La rupture du convenio hispano-mexicain par un des syndicats de matadors espagnols n'est malheureusement qu'une péripétie de plus dans un pays où la tauromachie subit depuis de nombreuses années une crise grave.

Pour ceux qui focaliseraient sur ce qui n'est en fait qu'une des énièmes péripéties de la longue agonie d'une aficion autrefois flamboyante mais aujourd'hui prise en otage par divers secteurs professionnels, il convient de rappeler les faits : pour avoir contrevenu au convenio hispano-méxicain selon lequel au moins autant de toreros nationaux que d'espagnols doivent faire le paseo
lors d'une corrida organisée au Mexique (étant entendu, ce que les intéressés contestent, que les rejoneadors ne comptent pas), l'empresa de la Monumental est une fois de plus montrée du doigt.

Cette fois-ci, c'est le syndicat de toreros qui la met en cause, n'étant pas tout à fait blanc dans l'affaire cependant, dans la mesure où il peut paraître curieux que les matadors méxicains décident d'exclure leurs compañeros rejoneadors du quota défini alors qu'ils en firent toujours partie.

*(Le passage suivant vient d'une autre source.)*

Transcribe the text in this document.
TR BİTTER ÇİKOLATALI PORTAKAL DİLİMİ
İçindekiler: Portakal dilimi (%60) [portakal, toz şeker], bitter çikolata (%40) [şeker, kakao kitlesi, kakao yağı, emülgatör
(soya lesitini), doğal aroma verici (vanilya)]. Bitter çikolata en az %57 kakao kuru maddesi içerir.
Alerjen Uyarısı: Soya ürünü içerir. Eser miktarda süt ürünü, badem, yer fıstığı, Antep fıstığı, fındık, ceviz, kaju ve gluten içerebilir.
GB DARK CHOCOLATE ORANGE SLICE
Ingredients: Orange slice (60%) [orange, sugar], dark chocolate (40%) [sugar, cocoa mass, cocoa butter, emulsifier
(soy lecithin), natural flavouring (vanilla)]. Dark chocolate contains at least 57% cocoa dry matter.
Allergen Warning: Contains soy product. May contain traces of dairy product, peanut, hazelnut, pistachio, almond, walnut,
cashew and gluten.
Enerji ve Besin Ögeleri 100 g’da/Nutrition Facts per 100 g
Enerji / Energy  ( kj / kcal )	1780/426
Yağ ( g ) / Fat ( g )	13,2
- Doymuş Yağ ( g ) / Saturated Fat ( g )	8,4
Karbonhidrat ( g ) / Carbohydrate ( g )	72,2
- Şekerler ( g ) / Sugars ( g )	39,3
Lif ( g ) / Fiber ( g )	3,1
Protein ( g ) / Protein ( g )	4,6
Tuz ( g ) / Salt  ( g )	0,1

Cette décision n'est évidemment pas innocente et a pour objet de contrarier les projets de l'empresa qui avait pris l'habitude, pour respecter le convenio, d'engager un matador et un rejoneador méxicains aux côtés de deux matadors espagnols (ou assimilés), économisant ainsi un toro dans la mesure où le rejoneador ne combattait qu'une seul adversaire.

Au risque de rompre le fragile équilibre de la Temporada Grande, les toreros méxicains ont donc décidé, après que de nombreux contrats aient été signés, qu'il ne pouvait plus en aller ainsi, menaçant d'exclusion pour cinq ans les toreros, méxicains ou espagnols, qui contreviendraient à sa position.

En vertu de quoi, Finito, le Fandi et Humberto Flores se retrouvent aujourd'hui au ban des accusés, tandis qu'Antonio Barrera, engagé dans un cartel de même type, a été menacé, selon lui, de se faire casser les deux bras s'il persistait dans son intention de toréer.

Cette dernière péripétie a motivé de la part d'un des syndicats espagnols de toreros la rupture unilatérale du convenio, ce qui a pour effet de rendre impossible la participation théorique de tout torero méxicain pour la prochaine temporada espagnole ainsi que la participation de tout torero espagnol, ou assimilé, à la temporada méxicaine.

Mais il y a un "mais". En effet, la seconde association professionnelle espagnole, "Protauni", depuis toujours pilotée par les empresas et présidée d'ailleurs par Luis Alvarez, s'insurge contre la rupture décidée par le syndicat concurrent et dénonce l'absence de concertation dont elle a été victime, précisant que Ponce par exemple, qui au passage est membre des deux associations, n'a jamais entériné une décision qui le priverait d'aller comme chaque année participer à la temporada méxicaine. De même que Castella ou Juan Bautista.

Au jourd 'aujourd'hui on en est là et même s'il semble probable que les fils seront renoués bientôt, on ne peut que déplorer l'impression de marasme qui ressort d'un conflit dont la principale raison est la profonde aversion que le syndicat des toreros méxicains, piloté dit-on par d'autres intervenants, éprouve à l'encontre de Rafaël Herrerias, empresario omnipotent de la Monumental.

Un fait résume assez bien la situation : pour la traditionnelle corrida de Noël, dans les gradins de la Monumental, les aficionados aztèques étaient à peine un millier, preuve si besoin était que le secteur taurin, espagnol et méxicain, aurait tout intérêt à se pencher sur les raisons de la crise profonde que traverse l'aficion, plutôt que de contribuer à l'agraver en continuant des jeux de pouvoir qui dépeuplent les arènes.